Renfrew frowned. “We don’t know, actually. There’s a possibility that other reactions—between these tachyons and other nuclei besides indium—will be fairly strong. There’s no data on those cross sections yet. If they are, a planet or a star getting in the way could be trouble.”
“But you’ve tried simpler tests? I read in the report—”
“Yes, yes, they’ve been very successful.”
“Well, still—” Peterson gestured at the maze of equipment. “This strikes me as a fine physics sort of experiment. Commendable. But—” he shook his head “—well, I’m amazed you got the money for this.”
Renfrew’s face tightened. “It’s not all that bloody much.”
Peterson sighed. “Look here, Dr. Renfrew, I’ll be frank with you. I’m down here to evaluate this for the Council, because some pretty big names have said it makes some sort of sense. I don’t feel I have the technical background to evaluate this properly. No one on the Council has. We’re ecologists and biologists and systems people for the most part.”
“Should be broader based.”
“Granted, yes. Our idea in the past has been to bring in specialists as they’re needed.”
Gruffly: “So reach Davies at King’s College in London. He’s keen on this and—”
“There isn’t time for that. We’re looking for emergency measures.”
Renfrew said slowly, “It’s that bad?”
Peterson paused, as though he had given away too much. “Yes. Looks so.”
“I can move fast, if that’s your idea,” Renfrew said briskly.
“You may have to.”
“It would be better if we got a whole new generation of equipment in here,” Renfrew took in the lab with a hand wave. “The Americans have developed new electronics gear that would improve matters. To be really sure we got through, we need the Americans to come in. Most of the circuitry I need is being developed in their national labs, Brookhaven and so on.”
Peterson nodded. “So your report said. That’s why I want this fellow Markham in on this today.”
“Has he got the necessary weight to swing it?”

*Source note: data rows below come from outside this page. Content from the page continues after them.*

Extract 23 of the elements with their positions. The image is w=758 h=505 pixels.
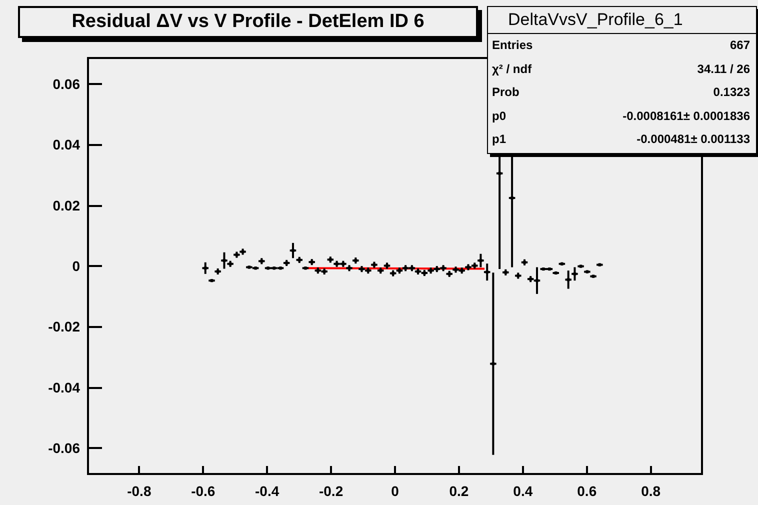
y-tick-label: -0.02 [48,318,80,335]
text: DeltaVvsV_Profile_6_1 [488,7,756,34]
y-tick-label: 0.02 [52,197,80,214]
text: χ² / ndf 34.11 / 26 [492,62,750,76]
x-tick-label: 0.6 [577,483,597,499]
text: p0 -0.0008161± 0.0001836 [492,108,750,122]
y-tick-label: -0.06 [48,440,80,456]
y-tick-label: 0 [72,258,80,274]
text: Entries 667 [492,38,750,52]
y-tick-label: 0.06 [52,76,80,92]
x-tick-label: 0.2 [449,483,469,499]
y-tick-label: 0.04 [52,136,80,153]
chart-title: Residual ΔV vs V Profile - DetElem ID 6 [18,6,478,38]
text: p1 -0.000481± 0.001133 [492,132,750,146]
x-tick-label: -0.6 [191,483,216,499]
text: Prob 0.1323 [492,85,750,99]
x-tick-label: 0 [391,483,400,499]
x-tick-label: -0.8 [127,483,152,499]
x-tick-label: -0.4 [255,483,280,499]
x-tick-label: -0.2 [318,483,344,499]
x-tick-label: 0.8 [641,483,661,499]
y-tick-label: -0.04 [48,379,80,396]
x-tick-label: 0.4 [513,483,533,499]
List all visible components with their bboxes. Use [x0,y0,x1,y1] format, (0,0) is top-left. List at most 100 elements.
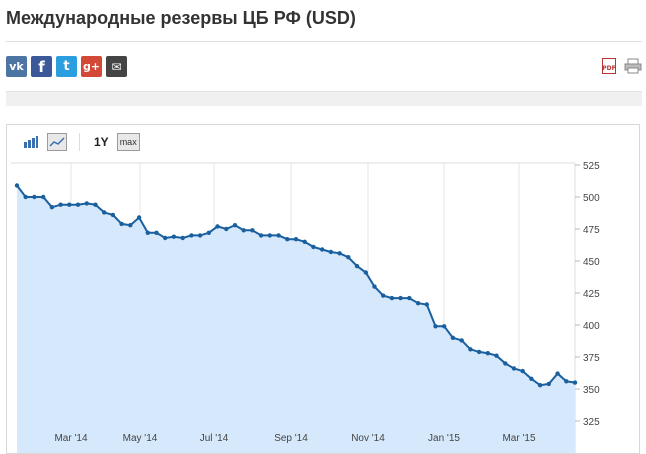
data-point[interactable] [468,347,473,352]
data-point[interactable] [41,194,46,200]
data-point[interactable] [459,338,464,343]
range-1y-button[interactable]: 1Y [94,135,109,149]
data-point[interactable] [485,351,490,356]
data-point[interactable] [75,202,81,207]
email-share-button[interactable]: ✉ [106,56,127,77]
data-point[interactable] [311,244,316,250]
y-tick-label: 425 [583,289,600,300]
data-point[interactable] [224,226,229,232]
data-point[interactable] [546,381,551,387]
x-tick-label: Mar '15 [502,433,535,444]
data-point[interactable] [49,205,55,210]
line-chart-toggle-button[interactable] [47,133,67,151]
x-tick-label: Mar '14 [54,433,87,444]
pdf-icon[interactable]: PDF [602,58,616,74]
y-tick-label: 525 [583,161,600,172]
x-tick-label: May '14 [123,433,158,444]
data-point[interactable] [511,366,517,371]
data-point[interactable] [415,301,421,306]
data-point[interactable] [372,284,377,289]
data-point[interactable] [215,224,220,229]
data-point[interactable] [537,383,543,388]
data-point[interactable] [407,295,412,301]
data-point[interactable] [572,380,578,385]
data-point[interactable] [136,215,142,220]
data-point[interactable] [433,324,438,329]
data-point[interactable] [520,368,525,374]
data-point[interactable] [119,221,124,227]
x-tick-label: Jul '14 [200,433,229,444]
range-max-button[interactable]: max [116,133,140,151]
twitter-share-button[interactable]: t [56,56,77,77]
y-axis: 325 350 375 400 425 450 475 500 525 [575,161,600,428]
data-point[interactable] [564,379,569,384]
y-tick-label: 475 [583,225,600,236]
data-point[interactable] [14,183,20,188]
data-point[interactable] [424,302,429,307]
data-point[interactable] [267,233,272,238]
googleplus-share-button[interactable]: g+ [81,56,102,77]
data-point[interactable] [232,223,238,228]
data-point[interactable] [293,237,299,242]
y-tick-label: 500 [583,193,600,204]
toolbar-separator [79,133,80,151]
data-point[interactable] [67,202,72,207]
data-point[interactable] [476,349,482,355]
vk-share-button[interactable]: vk [6,56,27,77]
bar-chart-icon [24,136,38,148]
data-point[interactable] [171,234,177,239]
data-point[interactable] [320,247,325,252]
data-point[interactable] [163,235,168,241]
data-point[interactable] [84,201,90,206]
data-point[interactable] [503,361,508,366]
data-point[interactable] [32,194,37,200]
data-point[interactable] [102,210,107,215]
data-point[interactable] [145,230,150,235]
data-point[interactable] [363,270,368,275]
share-bar: vk f t g+ ✉ [6,56,127,77]
data-point[interactable] [302,239,307,244]
y-tick-label: 325 [583,417,600,428]
area-fill [17,185,575,453]
data-point[interactable] [154,230,159,235]
data-point[interactable] [110,212,116,218]
data-point[interactable] [285,237,290,242]
data-point[interactable] [180,235,185,241]
y-tick-label: 400 [583,321,600,332]
data-point[interactable] [241,228,246,233]
data-point[interactable] [389,295,395,301]
data-point[interactable] [197,233,203,238]
print-icon[interactable] [624,58,642,74]
data-point[interactable] [276,233,281,238]
data-point[interactable] [328,249,334,255]
data-point[interactable] [23,194,28,200]
data-point[interactable] [337,251,342,256]
page-tools: PDF [602,58,642,74]
x-tick-label: Jan '15 [428,433,460,444]
x-axis: Mar '14 May '14 Jul '14 Sep '14 Nov '14 Jan '… [54,433,535,444]
data-point[interactable] [189,233,194,238]
page-title: Международные резервы ЦБ РФ (USD) [6,8,356,28]
data-point[interactable] [450,335,456,340]
data-point[interactable] [128,223,133,228]
data-point[interactable] [555,371,560,376]
data-point[interactable] [442,324,447,329]
data-point[interactable] [93,202,98,207]
data-point[interactable] [206,230,211,235]
series-points [14,183,578,388]
data-point[interactable] [346,255,351,260]
facebook-share-button[interactable]: f [31,56,52,77]
data-point[interactable] [258,233,264,238]
data-point[interactable] [354,263,360,269]
bar-chart-toggle-button[interactable] [21,133,41,151]
data-point[interactable] [529,376,534,381]
data-point[interactable] [494,353,499,358]
data-point[interactable] [381,293,386,298]
y-tick-label: 450 [583,257,600,268]
data-point[interactable] [398,295,403,301]
chart-plot: 325 350 375 400 425 450 475 500 525 Mar '14 May '… [11,161,600,453]
data-point[interactable] [250,228,255,233]
y-tick-label: 350 [583,385,600,396]
data-point[interactable] [58,202,63,207]
y-tick-label: 375 [583,353,600,364]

“I think so. He’s well thought of, I’m told, and he’s an American on the spot. That’s what his National Science Foundation needs to cover itself in case—”
“Ah, I see. Well, Markham’s due here any time now. Come have some coffee in my office.”
Peterson followed him into the cluttered den. Renfrew cleared books and papers off a chair, bustling about in that nervous manner people have when they have suddenly realized, along with a guest that their office is messy. Peterson sat down, lifting his trousers at the knees and then crossing his legs. Renfrew made more of a business than necessary out of fetching the acrid-smelling coffee, because he wanted time to think. Things were starting badly; Renfrew wondered if the memories from Oxford had soured him automatically on Peterson. Well, there was nothing for it; everyone was fairly edgy these days, anyway. Perhaps Markham could smooth things over when he arrived.